Tilletia caries treated 18 82

Drechslera graminea dog box I

processed 4 96 78596 19

Fungus attack control

dog box II

processed 1 99

Drechslera avenae dog box I

processed 0 100

dog box II

processed 1 99

Ustilago avenae dog box I

dealt with 4 96

dog box II

processed 5 95

In the above field experiments, the efficacy of a straight-chain aminoalkanephosphonic acid, 3-aminopropanephosphonic acid having the same number of carbon atoms, against Drechslera teres and Drechslera avenae1 was investigated for comparison. The infection control obtained with this compound was 28% and 37%, respectively.

Example 10; The effect of 1-aminopropanoic acid salts against D. graminae was studied. Seed-treated seeds were sown on plates containing moist soil mixed with sand. The plates were kept in a cold place (+ 6 ° C) for 10-12 days and then at room temperature and exposed until they had reached the 2-3-3.ehti stage. The number of 20,78596 of germinated plants and plants with typical spots on Sirkka leaves, leaves and roots were counted. The percentage contamination in each treatment is compared to the untreated (100%) and the seed pickling effect given below is expressed as a percentage relative to this.

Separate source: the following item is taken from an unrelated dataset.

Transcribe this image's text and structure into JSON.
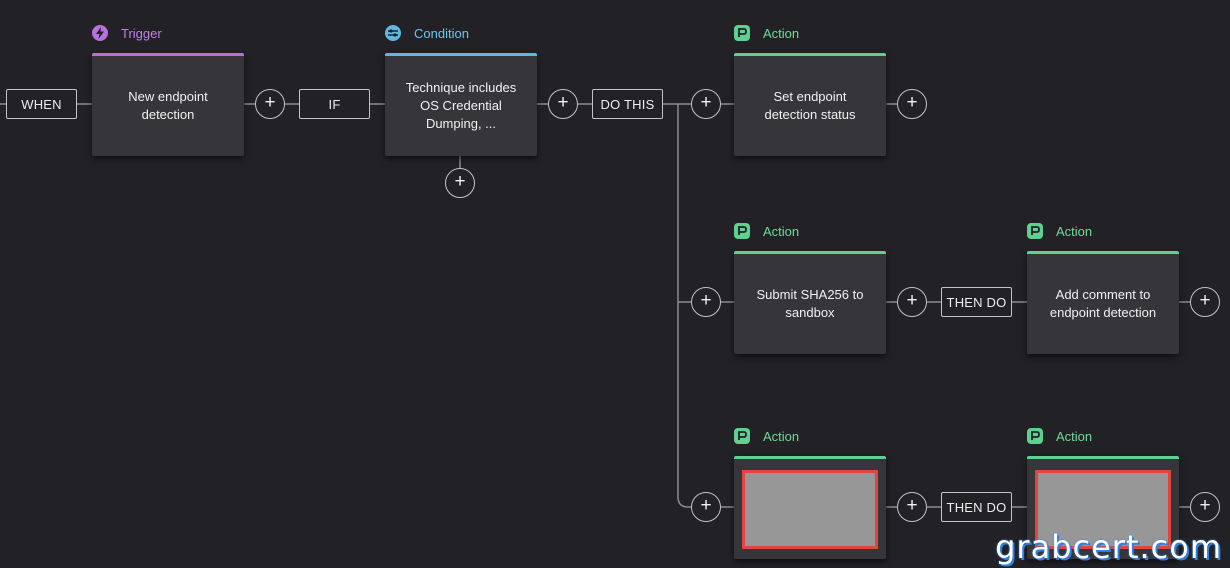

a) 3-hydroxypropylamine salt 100% b) piperazine salt (piperazine bis-acid salt) 98% c) hexamethylenediamine salt (bis-acid salt) 100% d) hexylamine salt 98% e) dimethylethanolamine salt 100%

Example 11:

The following salts of 1-aminopropanoic acid were tested, at doses of 500 ppm against D. teres, as described in Example 6: a) isopropylamine salt, b) sec-butylamine salt, c) tetrabutylammonium salt. The evaluation and classification according to the scale given in Example 6 gave the following results: a) 3, b) 3, c) 2.

Example 12}

The following substances were tested against F. culmorum at a dose of 500 ppm as described in Example 6: a) 1-aminopropanephosphonic acid, b) diotyl 1-aminopropane phosphonate, c) diethylaminoethanephosphonate (comparison). The results were as follows: a) 2, b) 2, c) 1.

Claims (10)

1. A method for controlling crop-attacking fungi, characterized in that the fungi, materials or hosts which may be attacked by or which are already affected by harvest-attacking fungi are contacted with a compound of the general formula HO. R 2, wherein R 2 and R 2 are independently hydrogen or an alkyl group of 1-8 carbon atoms; n is a hot 0.1, 2 or 3; R3 is an alkyl group of 1-12 carbon atoms; R4 is hydrogen or an alkyl group of 1-12 carbon atoms; or with their salts or acid addition salts. 2. A process according to claim 1, characterized in that both R 2 and R 2 are hydrogen. Process according to Claim 1 or 2, characterized in that R 4 is hydrogen. 4. A method according to claim 1, 2 or 3, characterized in that n is 0. Process according to claim 1, characterized in that R 2 R 2 and R 4 are hydrogen, n is 0 and R 3 is an alkyl group having 1-5 carbon atoms. Process according to Claim 1, characterized in that the compound is 1-aminopropane phosphonic acid, its site or acid addition salt. Process according to any one of the preceding claims, characterized in that the salt is a metal compound.